All of this may be interesting; some of the research is clearly new. But ultimately, it’s hardly news at all – either for those who produce it or those who consume it. Network viewership, especially for news, continues to plummet while dozens of newspapers have either moved entirely online or given up altogether. The migration of eyeballs from newsprint and TV to the Internet is as old as…well, almost as old as the Internet itself.
“We’ve been noting these changes over the last decade,” admits Mitchell. When asked what the formula is for reporters who want both quality journalism and huge numbers of clicks is, Mitchell just laughs. “Well I think that’s something that every news organizations is trying to figure out.”
2 responses to “When News Isn’t News”
An important factor behind news content on the internet is that outlets are very conscious that the online user is likely to move away at any given moment, and is no longer part of a captive audience as with TV, Radio or Print Media. This creates the quick-fix info culture by which a lot of people are aware of a lot of headline news but do not take the time to study the issues in depth. I find the effect of this on the young particularly worrying. Hopefully those who want to properly understand events will restrict themselves to one or two trusted online sources for news.

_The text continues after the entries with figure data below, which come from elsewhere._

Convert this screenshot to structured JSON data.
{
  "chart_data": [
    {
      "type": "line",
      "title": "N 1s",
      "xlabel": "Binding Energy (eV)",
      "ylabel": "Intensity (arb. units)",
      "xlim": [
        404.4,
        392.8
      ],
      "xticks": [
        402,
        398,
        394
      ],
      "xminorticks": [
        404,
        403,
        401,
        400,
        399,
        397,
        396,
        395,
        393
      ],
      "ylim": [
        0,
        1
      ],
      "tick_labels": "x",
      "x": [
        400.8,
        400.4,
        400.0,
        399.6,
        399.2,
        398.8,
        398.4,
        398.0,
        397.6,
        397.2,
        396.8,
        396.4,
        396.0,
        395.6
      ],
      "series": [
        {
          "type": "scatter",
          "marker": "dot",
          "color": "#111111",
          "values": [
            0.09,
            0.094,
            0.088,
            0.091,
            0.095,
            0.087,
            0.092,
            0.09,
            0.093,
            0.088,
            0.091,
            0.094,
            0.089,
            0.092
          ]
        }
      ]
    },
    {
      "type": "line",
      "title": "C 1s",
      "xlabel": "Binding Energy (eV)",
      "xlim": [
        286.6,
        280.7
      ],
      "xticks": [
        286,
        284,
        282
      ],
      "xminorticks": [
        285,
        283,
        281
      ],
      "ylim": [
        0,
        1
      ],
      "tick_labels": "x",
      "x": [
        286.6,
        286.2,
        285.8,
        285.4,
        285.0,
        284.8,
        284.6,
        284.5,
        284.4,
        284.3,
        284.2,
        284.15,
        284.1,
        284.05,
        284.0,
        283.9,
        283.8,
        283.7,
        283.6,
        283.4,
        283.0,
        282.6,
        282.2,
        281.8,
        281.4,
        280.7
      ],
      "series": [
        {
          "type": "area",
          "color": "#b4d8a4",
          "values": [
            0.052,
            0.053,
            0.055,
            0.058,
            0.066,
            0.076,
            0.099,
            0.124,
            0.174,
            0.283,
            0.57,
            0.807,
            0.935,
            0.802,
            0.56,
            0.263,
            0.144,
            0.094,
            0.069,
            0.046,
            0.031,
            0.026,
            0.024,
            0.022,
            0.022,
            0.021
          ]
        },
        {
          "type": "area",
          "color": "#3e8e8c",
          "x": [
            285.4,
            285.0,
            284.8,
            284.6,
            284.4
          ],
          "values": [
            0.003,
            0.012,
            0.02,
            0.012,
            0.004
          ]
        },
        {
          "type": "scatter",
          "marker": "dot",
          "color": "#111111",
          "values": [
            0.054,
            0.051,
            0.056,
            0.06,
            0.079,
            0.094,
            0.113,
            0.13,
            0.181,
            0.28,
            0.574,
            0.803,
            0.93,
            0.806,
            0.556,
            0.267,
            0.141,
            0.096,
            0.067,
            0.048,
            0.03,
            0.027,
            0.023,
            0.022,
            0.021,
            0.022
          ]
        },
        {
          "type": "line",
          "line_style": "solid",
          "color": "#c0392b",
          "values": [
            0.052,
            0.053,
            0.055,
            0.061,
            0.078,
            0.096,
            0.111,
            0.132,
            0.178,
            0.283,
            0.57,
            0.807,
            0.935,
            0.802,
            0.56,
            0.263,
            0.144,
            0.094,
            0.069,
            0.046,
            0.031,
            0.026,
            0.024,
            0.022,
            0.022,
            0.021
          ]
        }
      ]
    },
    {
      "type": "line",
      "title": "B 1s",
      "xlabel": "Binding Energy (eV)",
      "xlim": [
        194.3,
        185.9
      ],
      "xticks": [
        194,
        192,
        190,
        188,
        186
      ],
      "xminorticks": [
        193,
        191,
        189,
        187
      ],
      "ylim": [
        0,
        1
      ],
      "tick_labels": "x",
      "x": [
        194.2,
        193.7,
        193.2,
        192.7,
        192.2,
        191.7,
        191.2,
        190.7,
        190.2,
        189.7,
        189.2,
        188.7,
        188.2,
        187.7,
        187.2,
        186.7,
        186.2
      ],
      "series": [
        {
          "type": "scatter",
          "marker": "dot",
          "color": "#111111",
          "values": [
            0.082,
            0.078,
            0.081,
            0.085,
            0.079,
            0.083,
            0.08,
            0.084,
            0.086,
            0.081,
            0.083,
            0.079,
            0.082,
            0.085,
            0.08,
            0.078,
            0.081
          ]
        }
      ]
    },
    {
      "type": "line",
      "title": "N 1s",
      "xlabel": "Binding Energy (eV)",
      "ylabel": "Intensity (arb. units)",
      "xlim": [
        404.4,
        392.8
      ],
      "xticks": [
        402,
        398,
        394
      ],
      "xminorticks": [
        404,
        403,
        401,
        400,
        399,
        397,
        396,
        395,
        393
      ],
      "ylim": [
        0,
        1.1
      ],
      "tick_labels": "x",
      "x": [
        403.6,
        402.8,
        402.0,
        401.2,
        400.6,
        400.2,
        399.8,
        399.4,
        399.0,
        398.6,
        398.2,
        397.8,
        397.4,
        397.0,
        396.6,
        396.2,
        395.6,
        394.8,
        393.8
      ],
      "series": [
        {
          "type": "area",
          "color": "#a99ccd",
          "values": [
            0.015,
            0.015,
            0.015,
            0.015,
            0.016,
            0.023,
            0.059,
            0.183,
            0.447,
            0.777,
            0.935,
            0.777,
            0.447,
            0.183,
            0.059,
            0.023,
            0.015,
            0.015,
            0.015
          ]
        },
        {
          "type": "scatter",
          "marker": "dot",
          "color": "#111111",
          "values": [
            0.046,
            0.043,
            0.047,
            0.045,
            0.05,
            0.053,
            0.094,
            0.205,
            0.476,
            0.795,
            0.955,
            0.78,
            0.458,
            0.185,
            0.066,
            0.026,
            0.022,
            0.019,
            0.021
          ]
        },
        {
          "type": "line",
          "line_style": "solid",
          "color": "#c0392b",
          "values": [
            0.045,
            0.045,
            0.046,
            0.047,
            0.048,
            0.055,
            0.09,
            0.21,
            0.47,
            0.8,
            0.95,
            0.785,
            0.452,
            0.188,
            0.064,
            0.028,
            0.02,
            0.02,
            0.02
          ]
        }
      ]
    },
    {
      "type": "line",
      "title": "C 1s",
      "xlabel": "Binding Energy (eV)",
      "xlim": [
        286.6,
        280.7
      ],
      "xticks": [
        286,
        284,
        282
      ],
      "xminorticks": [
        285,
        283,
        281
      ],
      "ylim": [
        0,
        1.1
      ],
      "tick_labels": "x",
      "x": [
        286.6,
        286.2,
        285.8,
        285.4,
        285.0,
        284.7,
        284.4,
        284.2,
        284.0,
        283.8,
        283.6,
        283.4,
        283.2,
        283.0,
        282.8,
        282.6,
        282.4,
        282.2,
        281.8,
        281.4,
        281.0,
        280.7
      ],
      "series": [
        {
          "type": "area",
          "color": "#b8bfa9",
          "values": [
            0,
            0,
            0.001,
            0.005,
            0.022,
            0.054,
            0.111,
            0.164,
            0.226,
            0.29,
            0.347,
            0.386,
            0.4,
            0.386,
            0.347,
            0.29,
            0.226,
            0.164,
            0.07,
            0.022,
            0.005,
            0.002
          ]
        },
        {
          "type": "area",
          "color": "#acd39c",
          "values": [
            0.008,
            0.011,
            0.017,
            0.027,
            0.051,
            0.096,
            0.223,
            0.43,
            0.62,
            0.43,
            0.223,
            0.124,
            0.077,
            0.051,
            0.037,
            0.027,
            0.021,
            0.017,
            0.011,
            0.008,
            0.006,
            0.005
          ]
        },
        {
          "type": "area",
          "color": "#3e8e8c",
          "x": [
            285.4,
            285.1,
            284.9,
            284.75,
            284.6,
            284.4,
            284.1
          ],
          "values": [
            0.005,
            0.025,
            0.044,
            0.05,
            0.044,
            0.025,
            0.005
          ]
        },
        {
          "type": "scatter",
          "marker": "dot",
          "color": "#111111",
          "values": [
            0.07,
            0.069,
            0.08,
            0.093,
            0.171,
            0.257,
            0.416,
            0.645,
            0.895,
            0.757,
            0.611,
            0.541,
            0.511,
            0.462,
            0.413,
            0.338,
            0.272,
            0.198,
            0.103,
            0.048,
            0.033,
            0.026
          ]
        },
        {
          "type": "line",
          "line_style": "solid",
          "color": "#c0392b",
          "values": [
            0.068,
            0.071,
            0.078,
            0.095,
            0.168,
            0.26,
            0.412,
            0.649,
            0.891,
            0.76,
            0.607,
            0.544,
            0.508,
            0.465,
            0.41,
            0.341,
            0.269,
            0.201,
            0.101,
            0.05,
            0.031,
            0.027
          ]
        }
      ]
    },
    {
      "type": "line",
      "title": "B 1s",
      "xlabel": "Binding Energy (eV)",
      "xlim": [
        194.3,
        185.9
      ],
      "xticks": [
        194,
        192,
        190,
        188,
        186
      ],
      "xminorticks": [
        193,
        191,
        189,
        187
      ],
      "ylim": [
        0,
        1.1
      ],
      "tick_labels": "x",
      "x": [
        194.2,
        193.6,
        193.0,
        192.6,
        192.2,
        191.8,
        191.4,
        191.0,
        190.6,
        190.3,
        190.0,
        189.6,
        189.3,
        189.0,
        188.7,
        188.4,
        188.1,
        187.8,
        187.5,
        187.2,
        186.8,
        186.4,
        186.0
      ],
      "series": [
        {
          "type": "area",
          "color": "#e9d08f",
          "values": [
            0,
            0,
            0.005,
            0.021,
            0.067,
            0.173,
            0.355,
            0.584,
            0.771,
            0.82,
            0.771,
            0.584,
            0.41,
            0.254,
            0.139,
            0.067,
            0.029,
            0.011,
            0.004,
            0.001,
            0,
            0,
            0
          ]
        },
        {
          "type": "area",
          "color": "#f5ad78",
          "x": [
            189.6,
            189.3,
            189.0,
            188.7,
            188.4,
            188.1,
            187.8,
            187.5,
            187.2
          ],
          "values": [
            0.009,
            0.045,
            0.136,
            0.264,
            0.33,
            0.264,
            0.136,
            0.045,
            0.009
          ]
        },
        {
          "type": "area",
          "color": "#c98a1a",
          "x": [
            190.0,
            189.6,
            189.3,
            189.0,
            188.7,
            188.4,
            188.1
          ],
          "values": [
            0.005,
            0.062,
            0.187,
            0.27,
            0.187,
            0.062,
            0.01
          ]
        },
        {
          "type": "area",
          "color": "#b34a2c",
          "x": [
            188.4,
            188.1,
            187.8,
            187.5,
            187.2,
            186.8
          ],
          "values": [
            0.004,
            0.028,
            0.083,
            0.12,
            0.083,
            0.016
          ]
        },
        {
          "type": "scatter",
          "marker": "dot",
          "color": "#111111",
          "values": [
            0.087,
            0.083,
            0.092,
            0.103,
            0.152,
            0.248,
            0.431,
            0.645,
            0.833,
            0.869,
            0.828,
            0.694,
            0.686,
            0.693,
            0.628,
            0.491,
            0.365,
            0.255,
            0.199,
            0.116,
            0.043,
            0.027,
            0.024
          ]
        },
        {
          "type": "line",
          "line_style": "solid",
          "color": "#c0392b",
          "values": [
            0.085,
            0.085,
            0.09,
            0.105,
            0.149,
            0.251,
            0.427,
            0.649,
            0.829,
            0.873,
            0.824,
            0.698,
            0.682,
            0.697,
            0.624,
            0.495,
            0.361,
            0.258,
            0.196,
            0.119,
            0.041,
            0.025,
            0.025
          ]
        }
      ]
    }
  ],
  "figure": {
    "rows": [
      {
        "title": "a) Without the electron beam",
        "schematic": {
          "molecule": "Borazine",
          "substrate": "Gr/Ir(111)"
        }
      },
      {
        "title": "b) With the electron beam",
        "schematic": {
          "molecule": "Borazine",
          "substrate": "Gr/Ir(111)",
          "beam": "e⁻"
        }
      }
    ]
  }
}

My first instinct is to chide the author for lacking command of Internet resources as each of the stories cited from the Washington Post are also easily found online. Instead, I will concede that the way online news is delivered and how it is greeted by the news consumer is, or at least has the potential to be, very different from printed media. I don’t believe there is anything inherently wrong or inadequate in that difference from print, but it does present some challenges.
When a reader picks up a copy of the Washington Post or any other publication, they are choosing to let the people behind that medium present what stories they decided were important, relevant or interesting. It can be quite interesting, the breadth of topics encountered when you read a decent newspaper from start to finish, but you are still confined to that one venue. Readers generally choose which print media to read based on local relevance, common ideology or other preconception of its type of content. The choices span beyond even the disparate range of The Weekly World News to The Economist. It’s the reader’s choice and yes, sometimes they chose both!
The Internet presents those same sources and potentially more. Where things begin to diverge from print media are how those choices are made apparent to the reader. If they go directly to the Washington Post’s web site, they can expect to see very much what the print version would provide. If instead they go to a news aggregator such as news.google.com, the choices become at once more numerous and less clearly categorized, in spite of what effort Google may put into organizing it. In many cases, “news sites” encrust the borders of a real news item with links to celebrity gossip and similar attractive fluff in an effort to lengthen your stay, maximize your clicks. It’s like interspersing your WaPo with pages from the Weekly World News, Teen Beat and People magazine. With a few clicks and a search or two later, you might easily mix with blogs and crackpot websites that take you a critical step away from news to plain misinformation.
I believe as Internet news delivery matures, trustworthy venues will continue to emerge and be recognized, but there will always remain traps for the unsophisticated reader.